The Colonel had an organic grasp of life in all its infinite varieties that bordered on the simple, ultimate truths of Shinto.

The man was stark, sometimes almost dour. There were bouts of levity, to be sure, but to Okami they seemed as carefully measured as the rationed food of a prisoner. It was as if the Colonel felt the entire weight of the new world upon his shoulders, a new world, Okami knew, it was his one burning desire to create. For, above all else, Colonel Linnear was an architect of dreams. His vision of what Japan would someday become filled Okami’s mind like the patterns of a kaleidoscope, and in those shifting designs Okami could see his empire expanding outward like waves in the Pacific, farther and farther until they encompassed the entire ocean.

Okami dipped into his paper bag, shoved a handful of soybean sweets into his mouth, letting them dissolve slowly. Better the sugar hit than the overindulgence of alcohol, which, the Colonel had pointed out, was slowly killing him. “Shall I give Kaeda the word tonight?”

“Wait,” the Colonel said unexpectedly. “I want to have a word with Katsuodo Kozo first.”

“What for?”

“I want to be certain that Kozo needs us and not merely a new tailor, that termination is our only viable option.”

Okami shoved more sweets into his mouth. “Perhaps it’s just as well. Katsuodo despises all Westerners. He’ll be condemned by his own mouth.”

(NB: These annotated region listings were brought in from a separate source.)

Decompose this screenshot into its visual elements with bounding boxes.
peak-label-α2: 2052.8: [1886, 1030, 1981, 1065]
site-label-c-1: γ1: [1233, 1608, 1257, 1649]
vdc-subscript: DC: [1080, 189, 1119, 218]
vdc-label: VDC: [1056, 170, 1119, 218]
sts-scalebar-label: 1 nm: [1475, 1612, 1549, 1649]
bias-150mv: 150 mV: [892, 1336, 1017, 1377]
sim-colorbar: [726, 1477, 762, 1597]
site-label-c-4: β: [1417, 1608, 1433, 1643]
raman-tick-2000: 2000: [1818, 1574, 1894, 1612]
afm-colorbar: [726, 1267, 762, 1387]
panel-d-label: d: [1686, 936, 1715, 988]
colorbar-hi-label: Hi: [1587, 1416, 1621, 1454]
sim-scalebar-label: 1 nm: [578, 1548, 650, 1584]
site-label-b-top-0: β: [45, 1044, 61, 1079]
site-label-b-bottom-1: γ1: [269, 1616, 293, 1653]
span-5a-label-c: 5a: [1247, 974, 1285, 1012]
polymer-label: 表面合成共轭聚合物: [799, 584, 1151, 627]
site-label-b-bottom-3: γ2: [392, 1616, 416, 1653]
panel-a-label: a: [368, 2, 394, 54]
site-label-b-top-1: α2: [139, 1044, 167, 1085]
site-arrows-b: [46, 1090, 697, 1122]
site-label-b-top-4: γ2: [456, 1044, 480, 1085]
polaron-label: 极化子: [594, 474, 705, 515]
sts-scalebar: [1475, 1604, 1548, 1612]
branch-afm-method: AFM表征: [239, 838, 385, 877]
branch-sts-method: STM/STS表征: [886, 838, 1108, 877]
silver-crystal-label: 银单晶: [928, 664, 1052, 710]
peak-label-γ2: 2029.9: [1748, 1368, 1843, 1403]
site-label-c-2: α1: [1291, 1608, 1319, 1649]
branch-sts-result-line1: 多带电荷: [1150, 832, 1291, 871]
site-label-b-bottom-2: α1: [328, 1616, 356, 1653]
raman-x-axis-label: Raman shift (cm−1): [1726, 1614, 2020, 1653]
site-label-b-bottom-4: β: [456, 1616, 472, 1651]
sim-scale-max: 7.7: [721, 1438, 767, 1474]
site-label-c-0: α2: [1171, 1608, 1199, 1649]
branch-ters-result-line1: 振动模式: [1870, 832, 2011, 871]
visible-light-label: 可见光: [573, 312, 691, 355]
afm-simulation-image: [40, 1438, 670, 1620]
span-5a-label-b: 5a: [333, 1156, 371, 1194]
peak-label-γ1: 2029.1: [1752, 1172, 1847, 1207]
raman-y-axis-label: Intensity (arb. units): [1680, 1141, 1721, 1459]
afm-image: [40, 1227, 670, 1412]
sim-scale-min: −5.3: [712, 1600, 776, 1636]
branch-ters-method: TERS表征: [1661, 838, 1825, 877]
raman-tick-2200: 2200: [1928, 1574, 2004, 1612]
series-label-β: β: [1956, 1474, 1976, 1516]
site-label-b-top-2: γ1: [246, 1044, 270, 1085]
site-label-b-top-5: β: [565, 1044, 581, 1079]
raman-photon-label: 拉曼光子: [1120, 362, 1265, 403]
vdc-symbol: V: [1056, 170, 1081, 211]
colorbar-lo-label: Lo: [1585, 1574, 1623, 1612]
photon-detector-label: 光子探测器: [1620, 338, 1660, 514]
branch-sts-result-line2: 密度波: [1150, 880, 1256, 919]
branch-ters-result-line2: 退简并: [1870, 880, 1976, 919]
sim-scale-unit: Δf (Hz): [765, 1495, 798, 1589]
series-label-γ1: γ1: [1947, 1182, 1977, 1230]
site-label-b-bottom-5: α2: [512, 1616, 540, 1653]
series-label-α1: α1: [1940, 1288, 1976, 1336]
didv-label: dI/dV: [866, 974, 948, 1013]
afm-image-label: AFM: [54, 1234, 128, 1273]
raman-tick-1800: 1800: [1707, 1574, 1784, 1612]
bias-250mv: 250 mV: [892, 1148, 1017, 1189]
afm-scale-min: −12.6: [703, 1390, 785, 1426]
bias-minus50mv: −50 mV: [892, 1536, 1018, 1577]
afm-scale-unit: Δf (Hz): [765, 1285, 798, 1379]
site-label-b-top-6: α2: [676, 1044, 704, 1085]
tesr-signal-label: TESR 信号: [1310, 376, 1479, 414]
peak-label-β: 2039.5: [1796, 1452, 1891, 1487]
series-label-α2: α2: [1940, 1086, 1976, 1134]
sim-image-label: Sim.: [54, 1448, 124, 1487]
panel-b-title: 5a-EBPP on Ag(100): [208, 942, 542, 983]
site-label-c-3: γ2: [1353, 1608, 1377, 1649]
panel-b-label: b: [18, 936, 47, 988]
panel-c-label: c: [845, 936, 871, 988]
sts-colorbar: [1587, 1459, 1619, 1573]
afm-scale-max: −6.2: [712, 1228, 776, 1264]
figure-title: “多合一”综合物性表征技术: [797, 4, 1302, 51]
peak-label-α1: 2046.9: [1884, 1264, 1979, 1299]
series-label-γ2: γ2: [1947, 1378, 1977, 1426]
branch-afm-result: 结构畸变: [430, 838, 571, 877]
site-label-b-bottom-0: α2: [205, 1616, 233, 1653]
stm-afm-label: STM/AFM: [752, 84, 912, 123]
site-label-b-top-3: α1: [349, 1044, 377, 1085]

The Colonel presented himself at the home of Katsuodo Kozo the following afternoon. It was an impressive-looking walled compound on the outskirts of the city that sheltered four buildings, the main structure for Katsuodo and his family, the others for his bodyguards, advisers, and the families of his two sisters.

The
oyabun
kept the Colonel waiting alone and without food or drink in a stark anteroom for almost an hour, an unforgivable breach of propriety. Except that the Colonel wasn’t Japanese; as a barbarian he warranted none of the courtesies that were prerequisites for civilized men.

The Colonel did not mind; he was used to being treated this way by Japanese who did not know him or, perhaps, knew him too well. He used the time to peer out of the anteroom’s windows at the compound, taking the measure of it and, by extension, of Katsuodo and the Yamauchi clan he headed.

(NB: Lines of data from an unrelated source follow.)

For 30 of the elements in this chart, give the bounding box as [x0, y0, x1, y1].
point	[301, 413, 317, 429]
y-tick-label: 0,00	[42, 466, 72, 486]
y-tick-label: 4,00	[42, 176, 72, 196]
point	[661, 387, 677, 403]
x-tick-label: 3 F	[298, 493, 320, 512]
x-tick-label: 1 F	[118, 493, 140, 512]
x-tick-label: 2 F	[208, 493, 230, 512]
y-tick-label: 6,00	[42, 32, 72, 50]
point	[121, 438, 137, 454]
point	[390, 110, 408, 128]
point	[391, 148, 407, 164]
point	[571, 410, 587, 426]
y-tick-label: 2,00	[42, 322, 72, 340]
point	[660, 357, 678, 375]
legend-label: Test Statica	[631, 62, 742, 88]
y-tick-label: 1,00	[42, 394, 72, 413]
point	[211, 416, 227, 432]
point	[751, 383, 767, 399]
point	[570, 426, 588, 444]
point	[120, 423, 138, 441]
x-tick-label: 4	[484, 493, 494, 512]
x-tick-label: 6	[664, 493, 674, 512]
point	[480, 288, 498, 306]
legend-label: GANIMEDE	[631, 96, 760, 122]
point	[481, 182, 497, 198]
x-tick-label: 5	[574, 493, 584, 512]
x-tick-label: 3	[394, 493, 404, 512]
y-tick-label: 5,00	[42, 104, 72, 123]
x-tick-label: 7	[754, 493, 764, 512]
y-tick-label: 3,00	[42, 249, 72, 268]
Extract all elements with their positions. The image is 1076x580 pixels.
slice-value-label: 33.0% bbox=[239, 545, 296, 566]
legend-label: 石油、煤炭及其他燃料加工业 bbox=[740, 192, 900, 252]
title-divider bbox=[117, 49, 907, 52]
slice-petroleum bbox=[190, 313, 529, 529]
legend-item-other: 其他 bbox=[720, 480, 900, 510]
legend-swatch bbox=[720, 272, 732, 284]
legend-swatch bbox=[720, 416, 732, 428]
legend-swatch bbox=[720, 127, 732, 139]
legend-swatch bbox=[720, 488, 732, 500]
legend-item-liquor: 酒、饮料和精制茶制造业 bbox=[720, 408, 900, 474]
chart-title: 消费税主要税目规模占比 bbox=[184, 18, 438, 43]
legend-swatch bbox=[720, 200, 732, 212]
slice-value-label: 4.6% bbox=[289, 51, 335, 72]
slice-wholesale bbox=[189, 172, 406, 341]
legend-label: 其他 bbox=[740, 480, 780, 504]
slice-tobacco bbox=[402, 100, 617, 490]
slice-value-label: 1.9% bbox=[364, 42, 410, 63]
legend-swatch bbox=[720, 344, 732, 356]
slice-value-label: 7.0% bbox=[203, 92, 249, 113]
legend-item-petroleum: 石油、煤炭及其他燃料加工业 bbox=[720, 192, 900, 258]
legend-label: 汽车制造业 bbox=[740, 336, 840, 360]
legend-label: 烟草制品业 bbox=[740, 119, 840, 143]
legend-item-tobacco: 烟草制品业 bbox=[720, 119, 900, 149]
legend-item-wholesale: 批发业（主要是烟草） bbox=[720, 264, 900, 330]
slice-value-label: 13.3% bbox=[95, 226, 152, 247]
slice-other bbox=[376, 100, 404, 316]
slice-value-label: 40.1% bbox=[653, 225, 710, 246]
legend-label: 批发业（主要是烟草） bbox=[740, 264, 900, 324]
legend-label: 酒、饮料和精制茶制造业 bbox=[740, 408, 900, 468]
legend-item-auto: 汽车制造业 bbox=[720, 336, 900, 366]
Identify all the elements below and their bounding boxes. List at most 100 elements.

The Yamauchi had been a thorn in his side for some time. Like the industrial
zaibatsu
of Japan’s prewar society, the Yamauchi had been on an expansionist course for almost all their history. Their
oyabun
seemed spun from the same cloth. They were arrogant men, confident in their course, secure in their power, and greedy for more of everything. They encouraged in their clan an extreme isolation that engendered in the already disenfranchised Yakuza a feeling of seeming invulnerability. If one did not belong to society, then its laws had no dominion.